NEW DELHI (Reuters) - Talks between India and the United States this week, seen as an opportunity to narrow differences on climate change, made little headway on carbon emission cuts, but saw some movement on technology innovation.
Indian officials and experts with knowledge of the talks told Reuters there was little progress on issues such as emission cuts, transfer of green technology and finance, but the two sides could agree on cooperating on technology innovation.
U.S. climate envoy Todd Stern held a series of meetings with Indian officials as part of the bilateral Global Climate Change Dialogue announced during Secretary of State Hillary Clinton’s visit to New Delhi this week.
Officially, India says the bilateral talks are to intensify collaboration on fighting climate change. Two top Indian negotiators said the dialogue this week was “not positive.”
“They stuck to their position, we told them about ours,” one of them told Reuters on condition of anonymity after two days of talks with the U.S. team.
A successful dialogue between the two countries, which are on opposite sides of the climate debate, could eventually feed into ongoing negotiations for a new climate pact, experts said.
Nearly 200 countries meet in Copenhagen in December to try to agree on a broader climate pact to replace the U.N.’s Kyoto Protocol, whose first phase ends in 2012.
“The talks don’t have any effect on the U.N. negotiations per se, but bilateral trust building could result in trust building within the U.N. multi-lateral negotiations in Copenhagen,” said Siddharth Pathak, chief climate campaigner of Greenpeace India.
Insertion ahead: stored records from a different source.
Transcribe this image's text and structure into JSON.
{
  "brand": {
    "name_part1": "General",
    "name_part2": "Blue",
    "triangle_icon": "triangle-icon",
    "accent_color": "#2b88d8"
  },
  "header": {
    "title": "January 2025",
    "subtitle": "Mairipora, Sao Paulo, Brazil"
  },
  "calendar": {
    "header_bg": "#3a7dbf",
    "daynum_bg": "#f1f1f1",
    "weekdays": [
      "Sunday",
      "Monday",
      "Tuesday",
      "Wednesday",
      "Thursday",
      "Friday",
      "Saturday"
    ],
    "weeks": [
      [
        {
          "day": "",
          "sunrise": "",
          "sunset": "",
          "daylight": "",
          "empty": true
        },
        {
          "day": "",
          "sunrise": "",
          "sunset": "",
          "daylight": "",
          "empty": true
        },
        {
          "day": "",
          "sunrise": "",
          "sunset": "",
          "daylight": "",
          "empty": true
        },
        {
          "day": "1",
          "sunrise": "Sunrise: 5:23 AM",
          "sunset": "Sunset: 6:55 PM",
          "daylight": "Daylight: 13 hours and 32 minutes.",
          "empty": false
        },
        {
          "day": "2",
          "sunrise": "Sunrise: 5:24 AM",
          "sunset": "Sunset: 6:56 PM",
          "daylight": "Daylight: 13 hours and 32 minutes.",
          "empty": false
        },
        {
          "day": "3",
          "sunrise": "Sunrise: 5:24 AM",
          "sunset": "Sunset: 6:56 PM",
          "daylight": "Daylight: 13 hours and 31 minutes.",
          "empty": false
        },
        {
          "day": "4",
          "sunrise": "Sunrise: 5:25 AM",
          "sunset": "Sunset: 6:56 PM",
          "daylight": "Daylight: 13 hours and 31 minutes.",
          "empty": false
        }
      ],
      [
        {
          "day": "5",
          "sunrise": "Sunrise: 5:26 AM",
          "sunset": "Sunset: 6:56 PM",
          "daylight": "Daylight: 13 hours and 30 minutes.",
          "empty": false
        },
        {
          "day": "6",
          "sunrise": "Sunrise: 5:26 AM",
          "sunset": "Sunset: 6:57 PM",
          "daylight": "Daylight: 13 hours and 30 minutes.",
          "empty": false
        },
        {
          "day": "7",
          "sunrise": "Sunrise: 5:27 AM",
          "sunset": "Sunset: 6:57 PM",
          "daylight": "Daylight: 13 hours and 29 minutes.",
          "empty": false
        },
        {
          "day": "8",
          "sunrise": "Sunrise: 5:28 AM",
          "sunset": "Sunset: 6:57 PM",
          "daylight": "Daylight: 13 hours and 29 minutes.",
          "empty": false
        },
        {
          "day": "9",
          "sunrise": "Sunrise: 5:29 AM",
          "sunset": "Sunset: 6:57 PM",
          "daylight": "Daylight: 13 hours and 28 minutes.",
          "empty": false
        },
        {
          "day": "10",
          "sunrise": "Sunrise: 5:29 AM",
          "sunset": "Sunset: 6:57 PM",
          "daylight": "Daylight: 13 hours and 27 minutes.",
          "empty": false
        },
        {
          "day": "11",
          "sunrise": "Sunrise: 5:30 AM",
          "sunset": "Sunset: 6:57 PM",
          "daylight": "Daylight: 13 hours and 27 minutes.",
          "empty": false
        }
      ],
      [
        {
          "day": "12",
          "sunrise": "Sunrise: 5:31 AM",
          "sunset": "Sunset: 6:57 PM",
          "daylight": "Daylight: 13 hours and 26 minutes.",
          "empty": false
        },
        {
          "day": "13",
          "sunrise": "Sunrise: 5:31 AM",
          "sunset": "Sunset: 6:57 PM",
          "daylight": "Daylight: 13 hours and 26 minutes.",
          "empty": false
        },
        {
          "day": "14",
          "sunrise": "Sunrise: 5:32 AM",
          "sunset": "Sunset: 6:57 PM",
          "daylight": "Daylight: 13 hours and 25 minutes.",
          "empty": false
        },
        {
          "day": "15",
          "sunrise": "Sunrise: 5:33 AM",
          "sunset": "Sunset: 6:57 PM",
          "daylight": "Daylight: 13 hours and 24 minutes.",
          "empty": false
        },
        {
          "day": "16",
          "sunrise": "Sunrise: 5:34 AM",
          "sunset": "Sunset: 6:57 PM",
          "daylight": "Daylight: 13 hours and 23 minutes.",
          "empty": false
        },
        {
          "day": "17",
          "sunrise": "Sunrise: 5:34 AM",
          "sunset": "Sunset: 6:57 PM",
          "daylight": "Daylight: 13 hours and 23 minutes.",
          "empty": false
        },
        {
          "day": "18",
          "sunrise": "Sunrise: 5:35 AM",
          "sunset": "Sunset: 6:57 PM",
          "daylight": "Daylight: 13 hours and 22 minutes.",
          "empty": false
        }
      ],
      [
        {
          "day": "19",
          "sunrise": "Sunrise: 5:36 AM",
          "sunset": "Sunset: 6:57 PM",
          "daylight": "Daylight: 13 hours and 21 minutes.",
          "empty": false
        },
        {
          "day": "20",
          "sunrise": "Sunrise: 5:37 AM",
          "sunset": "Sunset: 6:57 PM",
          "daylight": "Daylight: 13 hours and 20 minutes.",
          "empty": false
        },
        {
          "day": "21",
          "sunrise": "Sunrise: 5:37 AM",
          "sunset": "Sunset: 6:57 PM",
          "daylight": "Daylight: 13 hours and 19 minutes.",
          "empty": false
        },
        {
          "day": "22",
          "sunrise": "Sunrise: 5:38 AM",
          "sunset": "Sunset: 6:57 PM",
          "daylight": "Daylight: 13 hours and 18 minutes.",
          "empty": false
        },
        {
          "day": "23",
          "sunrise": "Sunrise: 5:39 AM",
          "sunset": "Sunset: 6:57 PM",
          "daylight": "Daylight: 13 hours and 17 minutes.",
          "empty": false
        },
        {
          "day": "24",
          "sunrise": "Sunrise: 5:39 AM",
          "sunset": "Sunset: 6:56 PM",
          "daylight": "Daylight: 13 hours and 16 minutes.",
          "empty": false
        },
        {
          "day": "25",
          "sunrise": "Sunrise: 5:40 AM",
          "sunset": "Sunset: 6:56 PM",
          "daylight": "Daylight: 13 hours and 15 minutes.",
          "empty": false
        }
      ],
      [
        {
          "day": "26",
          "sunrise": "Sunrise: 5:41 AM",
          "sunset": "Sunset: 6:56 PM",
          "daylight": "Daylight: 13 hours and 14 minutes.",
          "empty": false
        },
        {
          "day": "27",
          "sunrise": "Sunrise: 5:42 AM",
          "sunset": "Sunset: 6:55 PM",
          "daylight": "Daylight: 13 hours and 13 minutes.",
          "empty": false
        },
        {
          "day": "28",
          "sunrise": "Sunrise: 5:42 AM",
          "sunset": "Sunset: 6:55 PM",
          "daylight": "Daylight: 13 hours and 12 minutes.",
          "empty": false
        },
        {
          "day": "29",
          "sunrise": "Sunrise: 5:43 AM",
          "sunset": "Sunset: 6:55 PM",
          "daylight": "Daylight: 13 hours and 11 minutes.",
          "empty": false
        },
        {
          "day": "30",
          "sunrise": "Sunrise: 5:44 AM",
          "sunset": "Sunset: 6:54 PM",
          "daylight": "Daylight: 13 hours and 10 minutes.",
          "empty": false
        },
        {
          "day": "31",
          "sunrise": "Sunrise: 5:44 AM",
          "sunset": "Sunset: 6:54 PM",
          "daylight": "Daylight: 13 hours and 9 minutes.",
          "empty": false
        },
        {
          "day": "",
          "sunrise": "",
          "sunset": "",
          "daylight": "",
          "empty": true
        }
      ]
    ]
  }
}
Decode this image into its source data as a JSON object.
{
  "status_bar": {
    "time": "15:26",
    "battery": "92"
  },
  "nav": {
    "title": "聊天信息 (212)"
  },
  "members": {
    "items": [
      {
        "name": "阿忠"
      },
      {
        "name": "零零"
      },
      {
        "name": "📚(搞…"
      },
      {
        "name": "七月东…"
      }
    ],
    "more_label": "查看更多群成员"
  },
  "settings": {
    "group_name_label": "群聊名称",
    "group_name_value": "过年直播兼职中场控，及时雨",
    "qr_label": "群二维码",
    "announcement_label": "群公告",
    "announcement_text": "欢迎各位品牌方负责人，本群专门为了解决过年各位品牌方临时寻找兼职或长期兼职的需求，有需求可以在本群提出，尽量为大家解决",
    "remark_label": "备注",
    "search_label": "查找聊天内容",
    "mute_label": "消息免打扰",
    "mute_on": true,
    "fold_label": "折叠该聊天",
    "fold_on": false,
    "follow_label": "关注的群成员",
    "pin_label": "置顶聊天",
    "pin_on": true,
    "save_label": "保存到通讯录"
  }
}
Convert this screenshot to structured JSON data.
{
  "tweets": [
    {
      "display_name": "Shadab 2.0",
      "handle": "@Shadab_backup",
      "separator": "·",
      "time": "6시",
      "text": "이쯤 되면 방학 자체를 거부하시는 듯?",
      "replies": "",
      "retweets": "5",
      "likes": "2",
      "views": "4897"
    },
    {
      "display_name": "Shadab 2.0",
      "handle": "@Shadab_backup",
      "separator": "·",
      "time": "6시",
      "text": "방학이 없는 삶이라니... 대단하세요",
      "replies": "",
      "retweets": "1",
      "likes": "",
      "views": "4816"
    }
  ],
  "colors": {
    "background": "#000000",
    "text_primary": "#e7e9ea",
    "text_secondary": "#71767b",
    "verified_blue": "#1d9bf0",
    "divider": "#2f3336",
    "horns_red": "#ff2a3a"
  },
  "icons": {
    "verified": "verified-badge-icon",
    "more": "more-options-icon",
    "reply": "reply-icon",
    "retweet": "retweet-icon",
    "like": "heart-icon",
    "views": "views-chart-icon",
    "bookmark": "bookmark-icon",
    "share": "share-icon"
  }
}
A Greenpeace member also met Stern’s team this week in New Delhi.
“I personally think the only area where the cooperation (India-U.S.) could be happening is in technology innovation.”
Negotiations for a Copenhagen deal remain logjammed because of differences between rich nations and developing countries, such as China and India, the world’s top and fourth-largest greenhouse gas emitters respectively.
Both nations say rich countries should cut emissions by “at least 40 percent” below 1990 levels by 2020 -- a target developed nations say is out of reach when they are trying to stimulate recession-hit economies.
Developing countries also want to see rich nations work out plans to provide financing to help them cope with ever more floods, heatwaves, storms and rising sea levels that scientists say is caused by climate change. Stern was quoted as saying by the Times of India newspaper on Wednesday that accepting 1990 as the base year for emission cuts was “not doable from an economic point of view and certainly not from a political point of view.” The newspaper said the U.S. team had also raised the issue of India’s dependence on dirty coal, which forms about 70 percent of India’s energy basket.
Such a stand, analysts said, was a clear indication of the hurdles in the bilateral dialogue.
“The U.S. strategy is more and more clear, they are not prepared to put on table what reductions they are willing to take by 2020,” said Sunita Narain, head of New Delhi-based Center for Science and Environment.
“What they are talking now is no different from before. So unless President Obama walks his talk on climate change a global deal will be very difficult.”
But some experts are hopeful that bilateral engagements between different countries will lead to a breakthrough in Copenhagen.
“What I think is we will see more of this bilateral process while we push for a multi-lateral agreement in Copenhagen,” said Shirish Sinha, head of WWF India’s Climate Change and Energy Program.